About this time of year, when I first moved to Alaska, I wrote a little piece about fireweed. It’s become a familiar for me, seemingly always there, reflecting my mood. This flash nonfiction piece was the first thing I ever wrote about a plant which has now become one of my favorites. This summer, the piece was published in Alaska Women Speak. Enjoy!
Bombweed
We dance into summer fields, spiraling. The wind shakes our fuchsia dresses and our long, dainty fingers reach out to touch each other as we waltz. The boreal breezes kiss our cheeks as we, blushing, come out to play.
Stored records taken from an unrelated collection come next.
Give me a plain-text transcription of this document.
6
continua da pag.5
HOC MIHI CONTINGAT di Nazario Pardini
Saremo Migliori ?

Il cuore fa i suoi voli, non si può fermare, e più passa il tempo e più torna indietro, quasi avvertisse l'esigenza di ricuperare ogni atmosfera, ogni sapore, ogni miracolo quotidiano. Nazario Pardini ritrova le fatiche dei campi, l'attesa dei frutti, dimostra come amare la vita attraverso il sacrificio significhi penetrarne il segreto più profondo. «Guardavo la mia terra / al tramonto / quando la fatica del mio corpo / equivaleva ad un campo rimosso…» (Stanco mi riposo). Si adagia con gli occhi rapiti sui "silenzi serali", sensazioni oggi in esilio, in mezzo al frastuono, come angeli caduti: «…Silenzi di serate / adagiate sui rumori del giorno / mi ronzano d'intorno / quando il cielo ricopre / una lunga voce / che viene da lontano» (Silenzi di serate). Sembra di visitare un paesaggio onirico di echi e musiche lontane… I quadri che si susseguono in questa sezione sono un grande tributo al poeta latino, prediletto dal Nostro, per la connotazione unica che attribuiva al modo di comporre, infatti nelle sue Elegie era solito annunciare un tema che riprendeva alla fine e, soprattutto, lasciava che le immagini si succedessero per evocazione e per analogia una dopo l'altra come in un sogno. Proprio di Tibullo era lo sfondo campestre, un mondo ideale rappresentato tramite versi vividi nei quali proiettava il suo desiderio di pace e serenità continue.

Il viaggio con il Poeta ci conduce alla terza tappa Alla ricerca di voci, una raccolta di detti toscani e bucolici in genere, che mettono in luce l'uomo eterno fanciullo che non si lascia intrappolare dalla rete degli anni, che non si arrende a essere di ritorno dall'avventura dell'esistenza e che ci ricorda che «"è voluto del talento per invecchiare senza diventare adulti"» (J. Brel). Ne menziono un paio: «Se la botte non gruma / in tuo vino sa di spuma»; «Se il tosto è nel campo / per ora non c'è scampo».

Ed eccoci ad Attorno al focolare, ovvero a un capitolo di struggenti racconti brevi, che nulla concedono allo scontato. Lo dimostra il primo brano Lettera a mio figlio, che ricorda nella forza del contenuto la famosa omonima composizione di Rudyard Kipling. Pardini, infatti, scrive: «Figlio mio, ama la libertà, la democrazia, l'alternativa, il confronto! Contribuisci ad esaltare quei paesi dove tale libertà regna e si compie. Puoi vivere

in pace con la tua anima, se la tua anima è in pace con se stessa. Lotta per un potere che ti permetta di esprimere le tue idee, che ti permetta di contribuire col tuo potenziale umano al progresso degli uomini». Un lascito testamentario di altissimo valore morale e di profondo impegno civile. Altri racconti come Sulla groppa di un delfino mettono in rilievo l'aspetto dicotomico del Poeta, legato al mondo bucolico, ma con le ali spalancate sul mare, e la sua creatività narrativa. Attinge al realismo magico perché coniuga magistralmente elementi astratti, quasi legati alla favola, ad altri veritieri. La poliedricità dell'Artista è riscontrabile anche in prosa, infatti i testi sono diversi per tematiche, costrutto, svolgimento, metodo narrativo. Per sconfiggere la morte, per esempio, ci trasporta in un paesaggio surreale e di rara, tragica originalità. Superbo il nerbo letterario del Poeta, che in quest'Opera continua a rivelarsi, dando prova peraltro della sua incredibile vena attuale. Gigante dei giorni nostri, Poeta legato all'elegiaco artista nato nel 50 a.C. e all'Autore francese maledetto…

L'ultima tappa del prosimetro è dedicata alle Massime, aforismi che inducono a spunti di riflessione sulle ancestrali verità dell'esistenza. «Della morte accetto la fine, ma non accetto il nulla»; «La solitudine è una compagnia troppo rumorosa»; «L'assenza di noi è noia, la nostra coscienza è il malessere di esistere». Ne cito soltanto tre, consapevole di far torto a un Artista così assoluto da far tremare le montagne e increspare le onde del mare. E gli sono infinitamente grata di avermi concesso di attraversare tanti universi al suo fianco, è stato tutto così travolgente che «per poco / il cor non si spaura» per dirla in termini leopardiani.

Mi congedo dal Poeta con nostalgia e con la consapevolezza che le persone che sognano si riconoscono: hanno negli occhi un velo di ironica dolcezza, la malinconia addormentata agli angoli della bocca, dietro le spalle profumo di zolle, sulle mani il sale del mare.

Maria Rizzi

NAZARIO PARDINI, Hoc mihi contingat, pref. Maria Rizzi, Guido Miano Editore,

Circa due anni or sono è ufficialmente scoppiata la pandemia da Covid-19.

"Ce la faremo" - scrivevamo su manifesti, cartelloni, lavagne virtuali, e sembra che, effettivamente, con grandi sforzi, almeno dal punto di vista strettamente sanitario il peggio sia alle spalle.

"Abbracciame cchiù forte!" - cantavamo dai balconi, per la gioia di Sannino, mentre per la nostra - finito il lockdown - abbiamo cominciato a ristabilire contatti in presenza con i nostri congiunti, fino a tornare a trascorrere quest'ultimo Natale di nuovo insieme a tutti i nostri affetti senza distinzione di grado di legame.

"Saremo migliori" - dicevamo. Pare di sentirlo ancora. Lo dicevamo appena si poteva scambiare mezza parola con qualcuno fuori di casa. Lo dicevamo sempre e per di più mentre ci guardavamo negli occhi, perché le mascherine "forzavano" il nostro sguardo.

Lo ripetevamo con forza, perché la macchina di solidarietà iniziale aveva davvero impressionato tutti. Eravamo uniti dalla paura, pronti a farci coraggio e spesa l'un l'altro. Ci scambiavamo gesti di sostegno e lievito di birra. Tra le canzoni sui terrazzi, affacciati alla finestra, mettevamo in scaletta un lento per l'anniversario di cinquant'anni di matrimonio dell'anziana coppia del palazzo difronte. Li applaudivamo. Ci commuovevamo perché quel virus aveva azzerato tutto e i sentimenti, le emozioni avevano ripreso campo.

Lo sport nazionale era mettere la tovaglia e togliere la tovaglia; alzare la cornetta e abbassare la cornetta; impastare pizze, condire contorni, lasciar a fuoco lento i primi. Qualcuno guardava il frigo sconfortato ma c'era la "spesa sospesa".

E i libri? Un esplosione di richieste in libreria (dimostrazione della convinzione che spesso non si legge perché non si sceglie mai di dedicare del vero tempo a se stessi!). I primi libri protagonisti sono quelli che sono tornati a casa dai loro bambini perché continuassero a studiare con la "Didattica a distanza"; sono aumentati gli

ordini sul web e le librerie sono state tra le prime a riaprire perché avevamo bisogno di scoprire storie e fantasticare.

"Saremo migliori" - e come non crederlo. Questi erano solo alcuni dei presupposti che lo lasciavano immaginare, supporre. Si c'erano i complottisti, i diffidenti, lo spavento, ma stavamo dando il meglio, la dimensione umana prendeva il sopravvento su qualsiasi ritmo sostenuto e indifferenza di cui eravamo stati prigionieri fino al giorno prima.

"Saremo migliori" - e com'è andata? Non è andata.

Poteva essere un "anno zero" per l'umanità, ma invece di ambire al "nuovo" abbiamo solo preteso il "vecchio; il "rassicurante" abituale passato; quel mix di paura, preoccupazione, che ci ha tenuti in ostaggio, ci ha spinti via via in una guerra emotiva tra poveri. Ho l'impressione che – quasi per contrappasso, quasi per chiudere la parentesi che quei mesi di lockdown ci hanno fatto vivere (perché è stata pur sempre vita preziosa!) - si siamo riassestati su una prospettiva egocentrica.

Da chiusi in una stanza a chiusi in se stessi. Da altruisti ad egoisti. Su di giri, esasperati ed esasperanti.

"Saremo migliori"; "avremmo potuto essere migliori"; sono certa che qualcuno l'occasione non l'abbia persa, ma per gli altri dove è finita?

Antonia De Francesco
It’s the fires that attract us most. Lands laid waste, burnt and empty. In these clearings, we gather, ringing circles around ashes and not falling down. The destruction is sweet, makes room for our children. We turn the earth from chalky, blackened ash to fields of flush color. Perhaps we are weeds, pests, invasive. Or we could be pioneers, colonizing the uninhabitable ashes of fallen empires. Quite probably, we are both.
In autumn we fly, not fall. The dance becomes frenzied and summer bonnets fall off, revealing tendrils of grey, smoldering hair. It curls in the wind, puffs of dainty fluff. We cremate fallen wildflowers beneath our feet. When the light is just right our children take off, wisps of smoke filling the air. Tiny, feathery shrapnel flying out in all directions. The world is silent and floats. Sunlight scatters. It is as if we are underwater, drowning in autumn.
We rush into holes left by air raids. In blitzkrieged craters, we flourish. We are the first to jitterbug after worldwide wars. We explode as well, bursting pink in the ruins and embracing the aftermath. People look away. We are too-bright reminders that some life (not all) goes on.
As winter approaches we turn to flames ourselves, shocking scarlet and copper, saffron and gold. Brazen and scandalous, we scream one last hoorah and burn the first frosts with our colors.
We follow the lightning. We chase blitzkriegs. We chase bolts that give birth to forest fires. In the wake of fire from the sky, when the earth is still and silent and black, we thrive. The danger, the destruction, the silence eggs us on.
Springtime showers strengthen the trees. They grow tall and shade us, hiding us from the sunlight, silencing our songs. We tended the ground so they could grow, nurturing our own demise. We drown in their shadows. We suffocate and die.
There will be storms again. The lightning will return. Thunderstorms and flames and bombs will shake boreal forests. The earth will be wasted, blackened, silent. And so, we wait, until the world burns again.